3).- El caso es que todos estos enfrentamientos y colisiones siguen rabiosamente vivos, formando como siempre el entramado básico de la historia. Hoy nos encontramos ante una situación del mayor interés, la de la crisis de los ecosistemas globales, decisiva en cuanto a definir la trayectoria futura de este nuestro planeta. En lo que se refiere a cómo hacerlo, estoy de acuerdo con los planteamientos básicos de Burroughs: la única solución para un final feliz de este mundo nuestro tan atormentado desde hace varios siglos, es una integración suave, justa e inteligente, entre la corte y la aldea, es decir: entre lo agrícola y lo silvestre, lo ciudadano y lo rural, lo contaminante y lo depurador, lo humano y lo animal y vegetal, lo rico y lo pobre, el océano y la tierra, lo septentrional y lo meridional, lo occidental y lo oriental, etc. En definitiva, una vez que nuestro mundo se nos ha quedado pequeño, una vez que desde nuestros satélites y nuestra ciencia somos capaces de verle descaradamente todos sus culos, de lo que se trata es de convertirlo definitivamente en un jardín, pero no constreñido por la geometría como un jardín francés, sino sutilmente silvestre como uno inglés, en el que todos los que palpitemos allí, con hojas, plumas, pezuñas o neocortezas, tengamos cabida digna y futuro asegurado. Vamos, hablando en plata, de lo que se trata es de conseguir la culminación de este mundo nuestro en el mítico jardín del Edén. ¿Nos dejarán hacerlo todos esos talibanes fundamentalistas que andan sueltos, algunos de los cuales creen en Dios y otros rotundamente no, o proclamarán, haciéndonos callar, que esta aspiración nuestra es, además de una tontería, un pecado imperdonable de soberbia?

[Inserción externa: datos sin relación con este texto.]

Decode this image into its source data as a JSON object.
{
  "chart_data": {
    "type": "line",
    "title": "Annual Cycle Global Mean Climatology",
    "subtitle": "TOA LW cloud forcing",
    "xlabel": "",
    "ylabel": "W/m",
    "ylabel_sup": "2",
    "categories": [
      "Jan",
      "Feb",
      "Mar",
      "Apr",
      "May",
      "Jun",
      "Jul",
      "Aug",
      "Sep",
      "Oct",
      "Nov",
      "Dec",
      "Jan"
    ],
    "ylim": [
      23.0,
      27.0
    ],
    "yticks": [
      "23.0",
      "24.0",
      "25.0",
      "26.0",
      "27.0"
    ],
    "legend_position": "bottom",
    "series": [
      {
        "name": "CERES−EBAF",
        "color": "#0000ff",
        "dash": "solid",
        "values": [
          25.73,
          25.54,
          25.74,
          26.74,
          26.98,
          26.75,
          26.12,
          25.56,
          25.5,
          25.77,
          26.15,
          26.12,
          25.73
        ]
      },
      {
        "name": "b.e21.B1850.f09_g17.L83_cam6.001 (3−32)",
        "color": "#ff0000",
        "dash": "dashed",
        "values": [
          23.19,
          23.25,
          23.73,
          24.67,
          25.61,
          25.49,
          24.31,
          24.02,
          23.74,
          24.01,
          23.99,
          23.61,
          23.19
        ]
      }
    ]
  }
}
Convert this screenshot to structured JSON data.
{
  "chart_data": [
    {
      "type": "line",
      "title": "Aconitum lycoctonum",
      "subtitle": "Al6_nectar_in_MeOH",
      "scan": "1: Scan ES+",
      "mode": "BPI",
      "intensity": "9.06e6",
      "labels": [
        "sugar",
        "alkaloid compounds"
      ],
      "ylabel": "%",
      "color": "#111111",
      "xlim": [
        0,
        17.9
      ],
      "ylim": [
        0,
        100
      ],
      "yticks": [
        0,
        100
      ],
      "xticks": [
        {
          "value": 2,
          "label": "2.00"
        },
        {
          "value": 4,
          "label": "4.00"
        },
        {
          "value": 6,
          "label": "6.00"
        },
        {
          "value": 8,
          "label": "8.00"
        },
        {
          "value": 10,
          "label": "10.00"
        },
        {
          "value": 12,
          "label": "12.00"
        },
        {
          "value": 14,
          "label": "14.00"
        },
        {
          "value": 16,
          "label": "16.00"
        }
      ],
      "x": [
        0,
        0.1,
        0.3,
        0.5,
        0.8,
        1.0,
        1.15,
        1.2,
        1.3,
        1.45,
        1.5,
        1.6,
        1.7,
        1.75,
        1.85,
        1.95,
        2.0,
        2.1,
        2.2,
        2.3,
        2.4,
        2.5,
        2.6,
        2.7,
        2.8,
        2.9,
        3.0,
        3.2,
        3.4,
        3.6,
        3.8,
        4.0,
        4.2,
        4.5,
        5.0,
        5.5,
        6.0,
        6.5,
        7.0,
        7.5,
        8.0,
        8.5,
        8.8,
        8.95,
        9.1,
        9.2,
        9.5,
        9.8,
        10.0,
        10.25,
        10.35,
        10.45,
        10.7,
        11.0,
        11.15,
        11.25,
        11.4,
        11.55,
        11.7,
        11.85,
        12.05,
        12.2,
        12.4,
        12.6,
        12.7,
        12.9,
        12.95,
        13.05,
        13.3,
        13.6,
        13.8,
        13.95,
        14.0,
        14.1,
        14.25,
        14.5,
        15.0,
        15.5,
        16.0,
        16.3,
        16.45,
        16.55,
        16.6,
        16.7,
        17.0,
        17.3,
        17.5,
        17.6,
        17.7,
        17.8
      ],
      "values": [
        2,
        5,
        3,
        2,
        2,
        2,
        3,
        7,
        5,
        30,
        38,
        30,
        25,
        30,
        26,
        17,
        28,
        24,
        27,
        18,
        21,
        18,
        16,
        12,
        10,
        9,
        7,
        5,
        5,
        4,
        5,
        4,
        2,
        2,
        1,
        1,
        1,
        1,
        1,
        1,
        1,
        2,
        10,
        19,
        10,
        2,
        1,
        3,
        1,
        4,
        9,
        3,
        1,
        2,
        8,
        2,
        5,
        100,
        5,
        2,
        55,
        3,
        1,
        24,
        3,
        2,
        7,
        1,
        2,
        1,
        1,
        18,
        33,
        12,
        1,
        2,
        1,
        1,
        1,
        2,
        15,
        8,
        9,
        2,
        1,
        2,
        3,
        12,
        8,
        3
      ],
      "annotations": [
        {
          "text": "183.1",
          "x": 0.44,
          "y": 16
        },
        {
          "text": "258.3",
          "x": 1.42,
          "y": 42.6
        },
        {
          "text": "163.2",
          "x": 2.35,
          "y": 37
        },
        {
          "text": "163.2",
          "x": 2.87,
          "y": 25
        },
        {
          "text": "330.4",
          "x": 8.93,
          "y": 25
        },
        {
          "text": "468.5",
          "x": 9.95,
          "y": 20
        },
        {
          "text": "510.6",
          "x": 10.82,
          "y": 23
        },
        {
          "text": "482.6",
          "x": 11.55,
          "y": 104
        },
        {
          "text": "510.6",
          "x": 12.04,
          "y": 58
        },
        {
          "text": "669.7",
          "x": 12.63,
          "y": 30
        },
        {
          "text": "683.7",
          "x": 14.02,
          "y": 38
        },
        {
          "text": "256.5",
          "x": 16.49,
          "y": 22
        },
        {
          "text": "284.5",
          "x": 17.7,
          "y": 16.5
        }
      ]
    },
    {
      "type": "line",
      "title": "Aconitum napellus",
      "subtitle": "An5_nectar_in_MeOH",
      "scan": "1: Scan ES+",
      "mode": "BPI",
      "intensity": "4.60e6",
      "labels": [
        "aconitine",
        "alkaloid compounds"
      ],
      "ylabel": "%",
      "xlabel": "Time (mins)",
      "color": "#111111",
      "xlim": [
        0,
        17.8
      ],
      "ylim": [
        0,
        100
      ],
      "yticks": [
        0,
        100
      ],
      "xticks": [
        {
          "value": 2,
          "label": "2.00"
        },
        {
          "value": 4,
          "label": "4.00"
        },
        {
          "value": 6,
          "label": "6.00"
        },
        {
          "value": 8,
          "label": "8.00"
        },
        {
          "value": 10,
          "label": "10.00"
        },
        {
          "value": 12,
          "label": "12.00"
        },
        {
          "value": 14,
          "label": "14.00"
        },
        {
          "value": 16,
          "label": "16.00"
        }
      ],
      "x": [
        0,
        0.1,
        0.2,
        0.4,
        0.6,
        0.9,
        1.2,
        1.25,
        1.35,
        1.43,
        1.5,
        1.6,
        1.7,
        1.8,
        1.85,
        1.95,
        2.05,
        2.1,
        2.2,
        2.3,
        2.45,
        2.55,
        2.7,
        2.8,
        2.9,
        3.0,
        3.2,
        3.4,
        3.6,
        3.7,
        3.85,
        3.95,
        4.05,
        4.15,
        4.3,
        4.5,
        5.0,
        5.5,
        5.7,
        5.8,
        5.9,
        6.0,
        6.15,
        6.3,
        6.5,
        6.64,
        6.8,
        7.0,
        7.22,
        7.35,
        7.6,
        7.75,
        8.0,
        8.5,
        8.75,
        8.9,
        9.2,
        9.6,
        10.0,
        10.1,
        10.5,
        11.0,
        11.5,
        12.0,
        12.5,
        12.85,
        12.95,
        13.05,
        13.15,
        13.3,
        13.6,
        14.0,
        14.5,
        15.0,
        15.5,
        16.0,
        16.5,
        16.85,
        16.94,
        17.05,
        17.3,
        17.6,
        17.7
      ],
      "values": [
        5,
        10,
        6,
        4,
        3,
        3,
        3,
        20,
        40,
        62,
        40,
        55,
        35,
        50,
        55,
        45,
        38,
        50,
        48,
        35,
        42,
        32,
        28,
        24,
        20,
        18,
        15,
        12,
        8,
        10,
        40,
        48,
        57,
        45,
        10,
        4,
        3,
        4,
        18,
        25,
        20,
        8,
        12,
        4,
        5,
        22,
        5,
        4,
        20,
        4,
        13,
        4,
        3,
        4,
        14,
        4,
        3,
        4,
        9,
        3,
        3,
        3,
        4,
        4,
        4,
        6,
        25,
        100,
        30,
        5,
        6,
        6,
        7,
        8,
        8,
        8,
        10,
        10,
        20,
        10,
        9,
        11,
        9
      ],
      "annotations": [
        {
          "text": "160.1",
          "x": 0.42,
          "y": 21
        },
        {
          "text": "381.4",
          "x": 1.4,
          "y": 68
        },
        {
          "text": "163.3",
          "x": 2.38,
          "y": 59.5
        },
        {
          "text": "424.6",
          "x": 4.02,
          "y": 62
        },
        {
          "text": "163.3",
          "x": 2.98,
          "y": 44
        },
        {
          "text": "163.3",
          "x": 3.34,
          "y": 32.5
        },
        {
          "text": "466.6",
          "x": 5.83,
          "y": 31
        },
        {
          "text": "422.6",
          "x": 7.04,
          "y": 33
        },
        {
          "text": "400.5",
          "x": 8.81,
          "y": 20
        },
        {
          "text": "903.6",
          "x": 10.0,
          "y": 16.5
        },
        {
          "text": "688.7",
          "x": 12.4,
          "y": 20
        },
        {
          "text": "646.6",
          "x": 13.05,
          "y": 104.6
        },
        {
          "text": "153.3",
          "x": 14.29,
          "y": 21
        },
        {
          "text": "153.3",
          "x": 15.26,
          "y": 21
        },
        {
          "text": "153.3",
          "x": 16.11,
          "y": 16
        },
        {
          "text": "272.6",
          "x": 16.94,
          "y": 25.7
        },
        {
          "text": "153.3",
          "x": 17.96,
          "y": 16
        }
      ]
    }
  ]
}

P.S.: Durante mi estancia en Lynchburg he podido comprar mi primer lector de libros electrónicos, el Sony PRS-505, difícil de encontrar en España. Hasta ahora mi experiencia es muy positiva. Ligero de peso y tamaño, trabajando con luz natural reflejada, que no cansa, me permite leer, además de libros electrónicos editados ad hoc, toda clase de documentos en .pdf y otros formatos. Creo que en pocos años este tipo de lectores habrá ganado mucho mercado. También que, como tantos otros inventos ligados a Internet, será revolucionario, en cuanto a que cambiará nuestra forma de leer y hasta de escribir libros.